Il “martedì successivo al primo lunedì di novembre”, quest’anno il 5 novembre, gli americani che hanno almeno 18 anni (dall’adozione nel 1971 del XXVI Emendamento della Costituzione che ha abbassato la maggioranza elettorale) e iscritti alle liste elettorali (il voto non è obbligatorio negli Stati Uniti), quindi eleggono il loro Presidente. Molti lo faranno effettivamente quel giorno, ma la pratica del “voto anticipato” è diventata molto diffusa: gli elettori hanno la possibilità di recarsi a un seggio elettorale o di votare a distanza (per posta o talvolta elettronicamente) in un certo periodo prima della data delle elezioni che varia a seconda degli stati. Nell’anno 2024 molti americani non hanno aspettato e hanno già espresso la loro scelta.
Obiettivo: 270 elettori
Qualunque sia la modalità scelta, se gli elettori controllano effettivamente sulla scheda elettorale il nome di un candidato (e quello del suo compagno di corsa), eleggono, di fatto, degli elettori, ovvero dei membri del collegio elettorale. Questi sono stati precedentemente designati dalle autorità dei diversi partiti. Sono loro che, in una seconda fase, eleggeranno formalmente il Presidente degli Stati Uniti. Questi includono tipicamente politici in pensione (come Bill Clinton nel 2016), funzionari eletti locali, attivisti di partito, lobbisti, personaggi statali e persino individui con un rapporto personale o professionale con un candidato (come lo era Donald Trump Jr per suo padre), come riportato da la BBC.

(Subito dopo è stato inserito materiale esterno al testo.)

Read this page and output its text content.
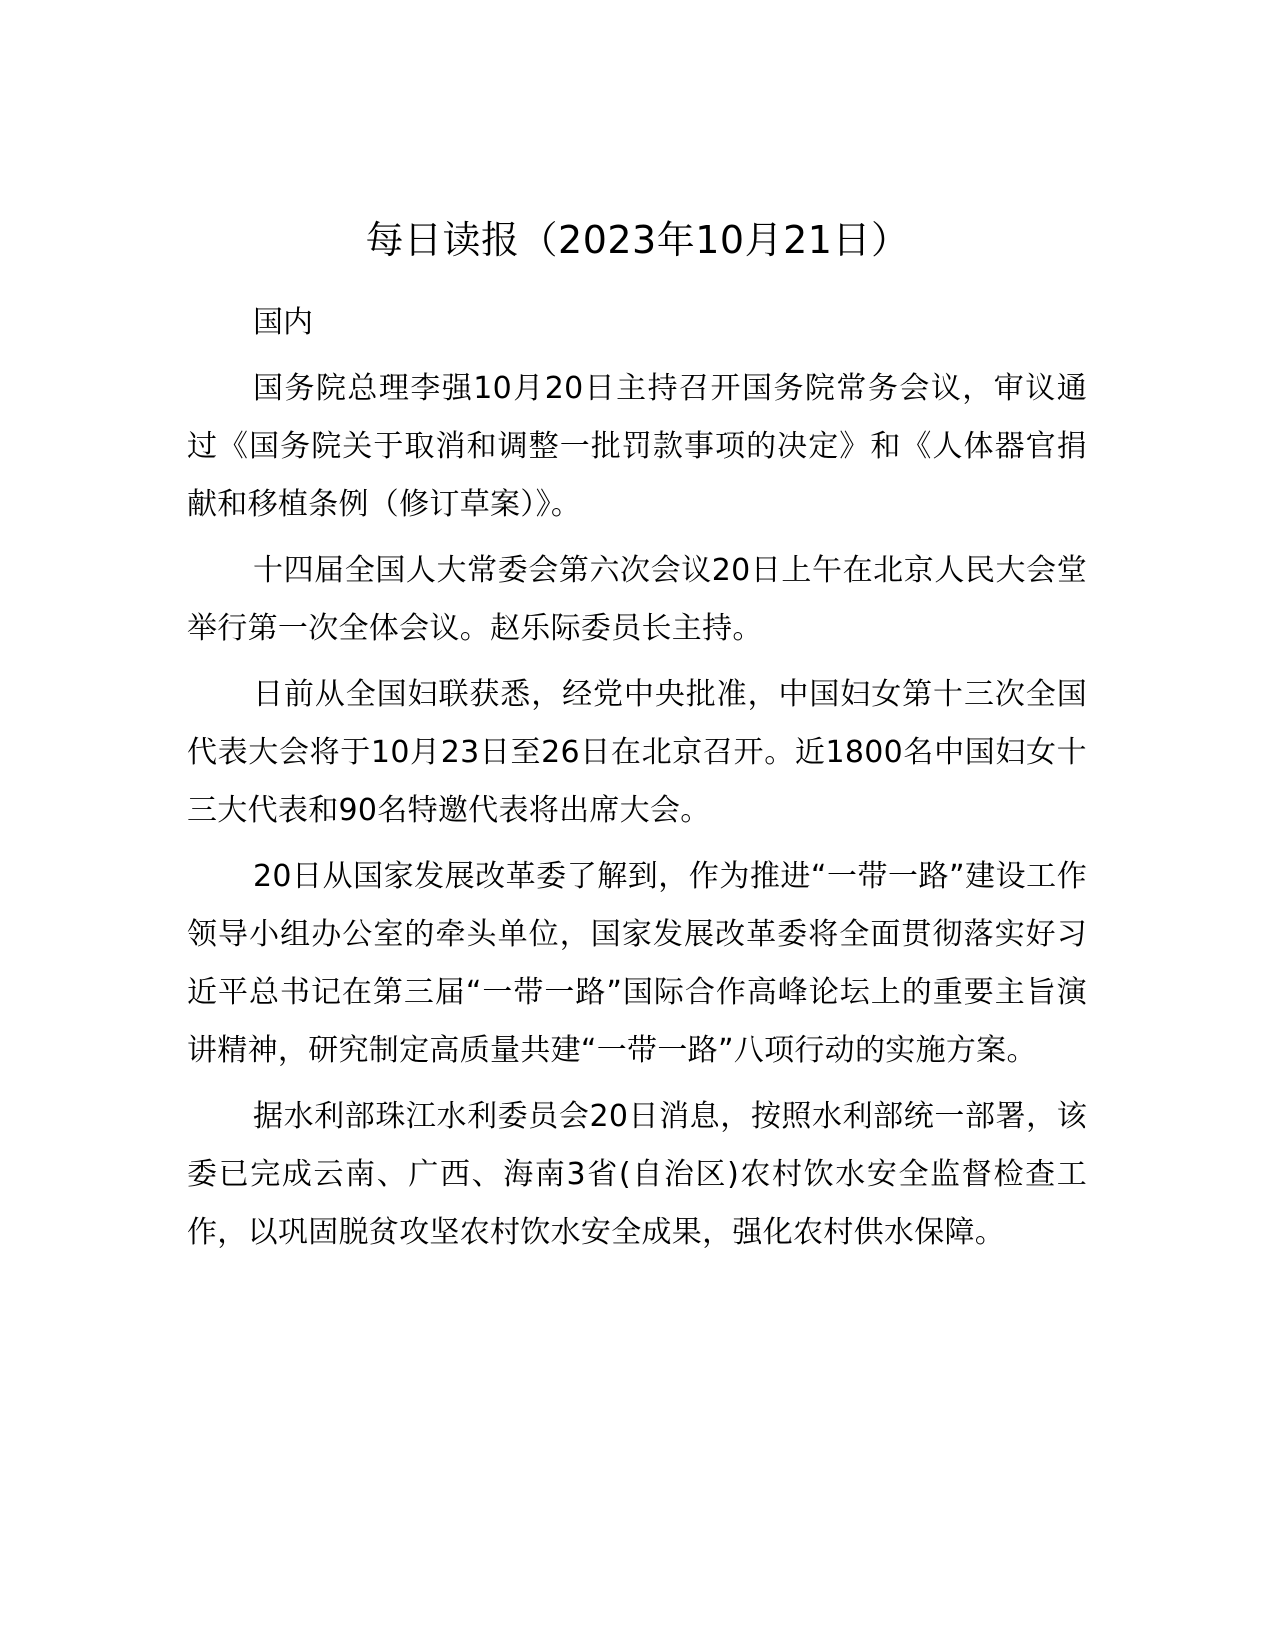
每日读报（2023年10月21日）

国内

国务院总理李强10月20日主持召开国务院常务会议，审议通过《国务院关于取消和调整一批罚款事项的决定》和《人体器官捐献和移植条例（修订草案）》。

十四届全国人大常委会第六次会议20日上午在北京人民大会堂举行第一次全体会议。赵乐际委员长主持。

日前从全国妇联获悉，经党中央批准，中国妇女第十三次全国代表大会将于10月23日至26日在北京召开。近1800名中国妇女十三大代表和90名特邀代表将出席大会。

20日从国家发展改革委了解到，作为推进“一带一路”建设工作领导小组办公室的牵头单位，国家发展改革委将全面贯彻落实好习近平总书记在第三届“一带一路”国际合作高峰论坛上的重要主旨演讲精神，研究制定高质量共建“一带一路”八项行动的实施方案。

据水利部珠江水利委员会20日消息，按照水利部统一部署，该委已完成云南、广西、海南3省(自治区)农村饮水安全监督检查工作，以巩固脱贫攻坚农村饮水安全成果，强化农村供水保障。
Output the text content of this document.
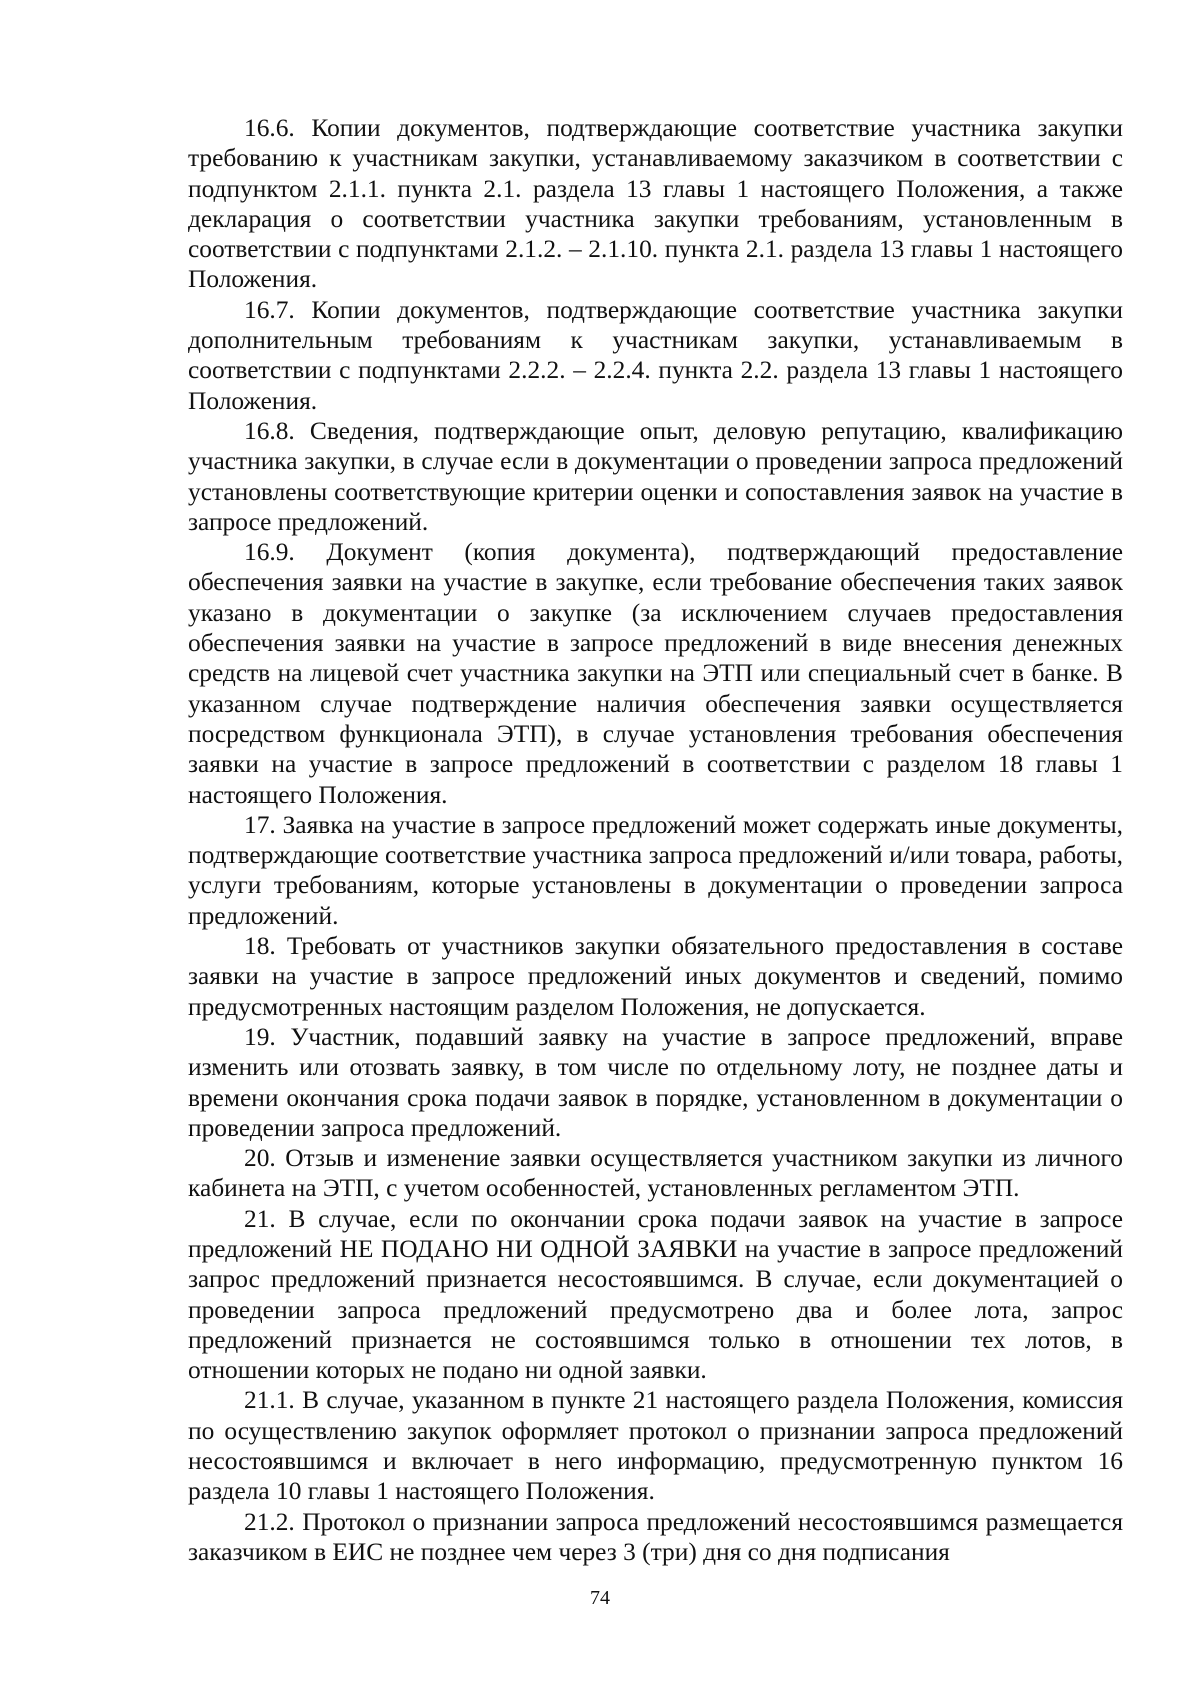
16.6. Копии документов, подтверждающие соответствие участника закупки требованию к участникам закупки, устанавливаемому заказчиком в соответствии с подпунктом 2.1.1. пункта 2.1. раздела 13 главы 1 настоящего Положения, а также декларация о соответствии участника закупки требованиям, установленным в соответствии с подпунктами 2.1.2. – 2.1.10. пункта 2.1. раздела 13 главы 1 настоящего Положения.

16.7. Копии документов, подтверждающие соответствие участника закупки дополнительным требованиям к участникам закупки, устанавливаемым в соответствии с подпунктами 2.2.2. – 2.2.4. пункта 2.2. раздела 13 главы 1 настоящего Положения.

16.8. Сведения, подтверждающие опыт, деловую репутацию, квалификацию участника закупки, в случае если в документации о проведении запроса предложений установлены соответствующие критерии оценки и сопоставления заявок на участие в запросе предложений.

16.9. Документ (копия документа), подтверждающий предоставление обеспечения заявки на участие в закупке, если требование обеспечения таких заявок указано в документации о закупке (за исключением случаев предоставления обеспечения заявки на участие в запросе предложений в виде внесения денежных средств на лицевой счет участника закупки на ЭТП или специальный счет в банке. В указанном случае подтверждение наличия обеспечения заявки осуществляется посредством функционала ЭТП), в случае установления требования обеспечения заявки на участие в запросе предложений в соответствии с разделом 18 главы 1 настоящего Положения.

17. Заявка на участие в запросе предложений может содержать иные документы, подтверждающие соответствие участника запроса предложений и/или товара, работы, услуги требованиям, которые установлены в документации о проведении запроса предложений.

18. Требовать от участников закупки обязательного предоставления в составе заявки на участие в запросе предложений иных документов и сведений, помимо предусмотренных настоящим разделом Положения, не допускается.

19. Участник, подавший заявку на участие в запросе предложений, вправе изменить или отозвать заявку, в том числе по отдельному лоту, не позднее даты и времени окончания срока подачи заявок в порядке, установленном в документации о проведении запроса предложений.

20. Отзыв и изменение заявки осуществляется участником закупки из личного кабинета на ЭТП, с учетом особенностей, установленных регламентом ЭТП.

21. В случае, если по окончании срока подачи заявок на участие в запросе предложений НЕ ПОДАНО НИ ОДНОЙ ЗАЯВКИ на участие в запросе предложений запрос предложений признается несостоявшимся. В случае, если документацией о проведении запроса предложений предусмотрено два и более лота, запрос предложений признается не состоявшимся только в отношении тех лотов, в отношении которых не подано ни одной заявки.

21.1. В случае, указанном в пункте 21 настоящего раздела Положения, комиссия по осуществлению закупок оформляет протокол о признании запроса предложений несостоявшимся и включает в него информацию, предусмотренную пунктом 16 раздела 10 главы 1 настоящего Положения.

21.2. Протокол о признании запроса предложений несостоявшимся размещается заказчиком в ЕИС не позднее чем через 3 (три) дня со дня подписания

74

Questo collegio elettorale è costituito Stato per Stato. Il numero degli elettori in ciascuno di essi è pari al numero dei deputati che quello Stato invia alla Camera dei Rappresentanti a Washington, maggiorato dei due senatori che ciascuno Stato elegge. Questo dato varia quindi a seconda della popolazione degli Stati e segue l’evoluzione demografica misurata ogni dieci anni dal censimento nazionale. Il totale resta invariabilmente fissato a 538: i 435 deputati, più i 100 senatori, più tre elettori di Washington DC da quando il 23esimo emendamento ha assimilato la sede della capitale federale a uno Stato. Per essere eletto, un candidato alla Casa Bianca deve riunire metà del Collegio, ovvero 270 elettori. Questo è il numero magico.
Di conseguenza, gli stati più popolosi determinano in gran parte l’esito delle elezioni presidenziali. Secondo il censimento del 2020, il grande premio resta la California, con 54 elettori. Al secondo posto con 40, il Texas ha detronizzato New York, che ora è solo al 4° posto (28), dietro alla Florida (30). Seguono Pennsylvania e Illinois (19), Ohio (17), Georgia e Carolina del Nord (16), Michigan (15)… Tutti gli stati concedono tutti i loro voti elettorali al vincitore del voto ( “il vincitore prende tutto“), ad eccezione del Nebraska e del Maine che li assegnano in parte per collegi elettorali.
Un voto singolare alla Camera
Lottare per vincere uno dei cinque elettori del Nebraska o uno dei quattro del Maine può sembrare irrisorio e inutile. I candidati non la pensano così, soprattutto se temono un’elezione ravvicinata con la possibilità di finire in parità con 269 elettori ciascuno. In questa eventualità spetterebbe alla Camera dei Rappresentanti (risultante dalle stesse elezioni) designare il vincitore, ma anche in modo univoco: il voto verrebbe poi fatto dalle delegazioni degli Stati con la necessità di ottenere così 26 voti su 50.
Una seconda elezione
Il “primo lunedì successivo al secondo mercoledì di dicembre”, gli elettori si riuniscono nella capitale del rispettivo Stato per “eleggere” il presidente. I risultati nei cinquanta stati più Washington DC saranno ufficialmente contati dal Congresso (Camera e Senato insieme), e poi sarà proclamata l’elezione del Presidente – abbastanza per mantenere la finzione di un capo dell’esecutivo scelto da chi detiene il potere legislativo. . Due settimane dopo, il presidente presta giuramento e il mandato del suo predecessore termina.
L’originalità ultima del sistema: né la Costituzione né alcuna legge federale richiedono che un grande elettore voti per il candidato presidenziale che dovrebbe sostenere in conformità con il voto popolare. Possiamo quindi benissimo immaginare una ribellione: in realtà è avvenuta, ma in meno dell’1% dei casi dalla fondazione degli Stati Uniti, insistono gli storici. I “traditori” sono stati sistematicamente rinnegati e talvolta puniti, il che non impedisce ai partiti di chiedere sempre più spesso un giuramento di lealtà ai principali elettori.